What I couldn’t explain didn’t disappear — it stayed with me, unshared and intact.
There’s a particular weight that comes from holding something alone, not because it’s secret, but because it resists translation.
I could feel that weight most clearly after conversations ended. When nothing had changed externally, but something had settled more firmly inside me.
Not explaining didn’t reduce the experience. It concentrated it.
When Language Is the Only Release
Sharing doesn’t just inform others — it redistributes weight.
Without that redistribution, everything stayed internal. The experience had nowhere else to go.
I wasn’t overwhelmed in visible ways. I was compressed.
Carrying something alone doesn’t make it stronger — it makes it heavier.
Over time, I adjusted to the weight. Not because it lessened, but because I had no alternative.
It became part of the background — noticeable only when I stopped to acknowledge it.

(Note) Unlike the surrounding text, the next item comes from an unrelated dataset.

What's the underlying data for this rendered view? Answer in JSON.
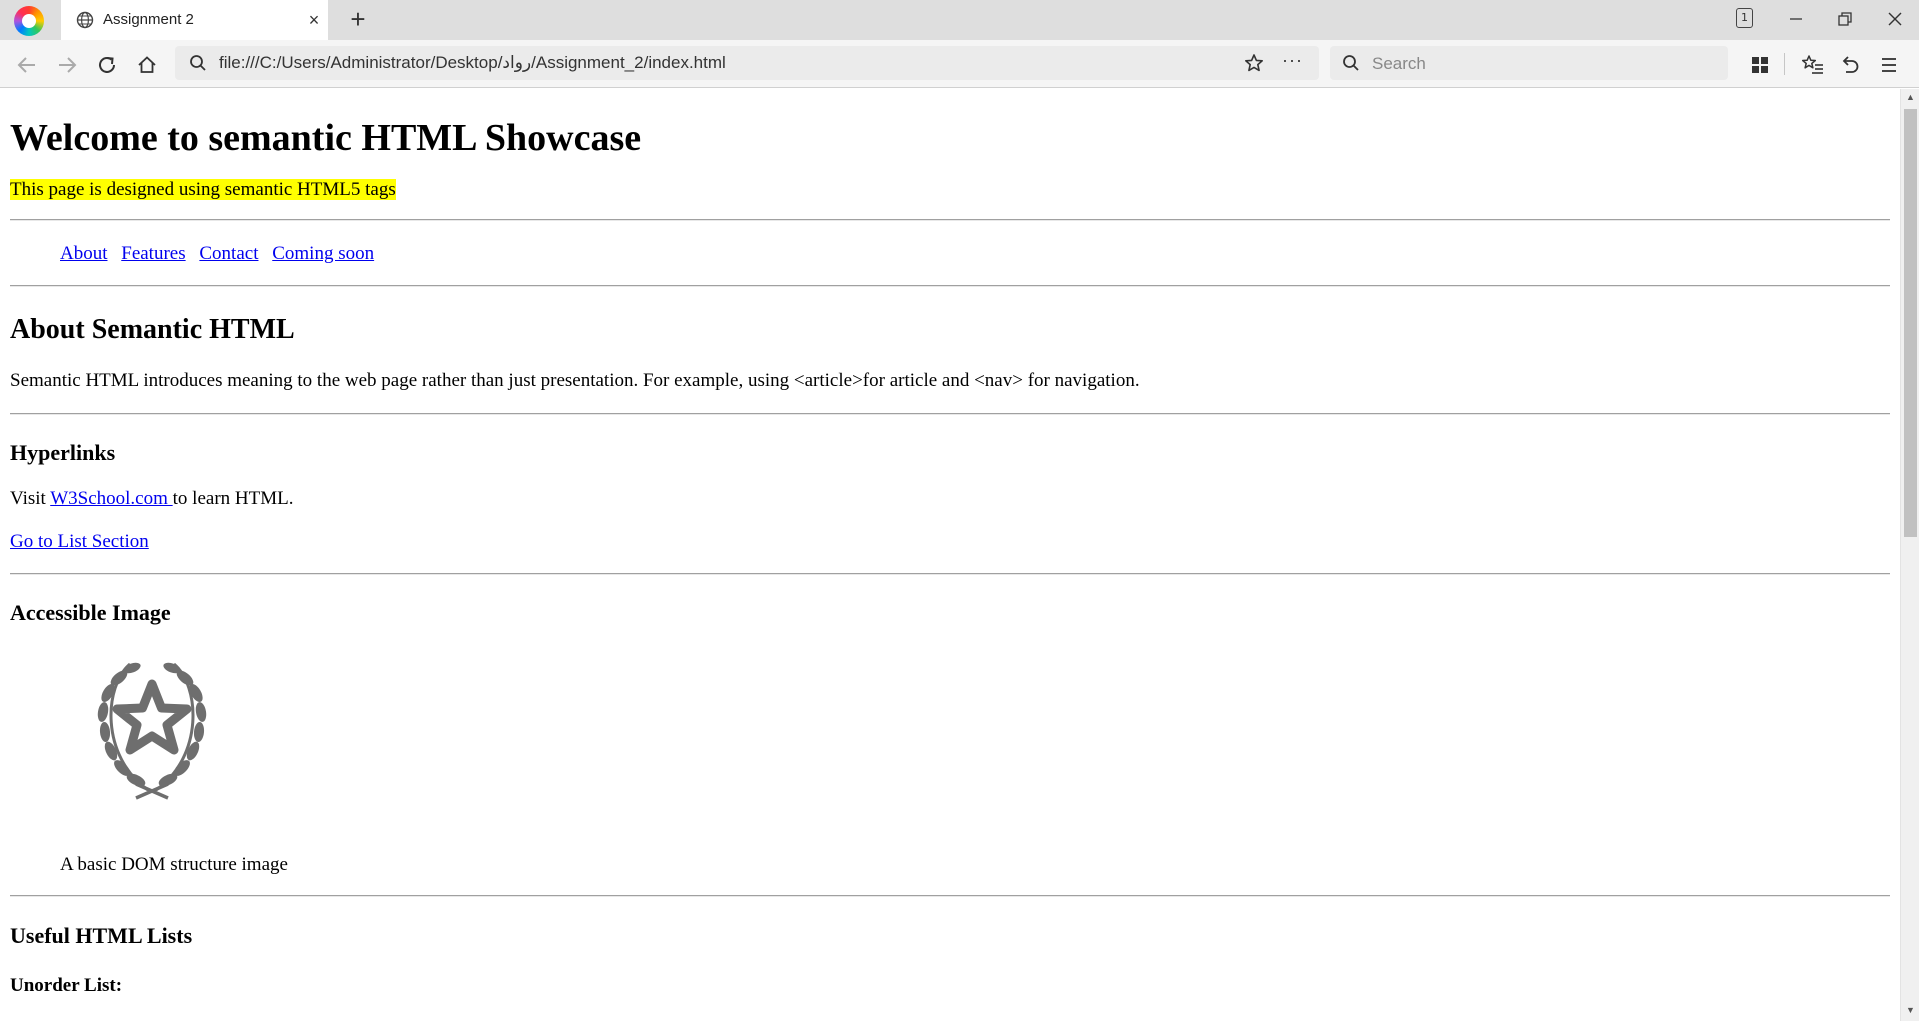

This internal load appears throughout The Language Gap, where experiences without language stay privately burdensome.
What Unshared Weight Changes
Carrying something alone changes how you move through spaces. You become more careful, more contained.
I learned to conserve energy, to avoid situations that would require explaining what I couldn’t.
That quiet containment echoed another loss I would later recognize in Grief for the Expected Life.
The weight wasn’t the experience itself, but having to carry it without words.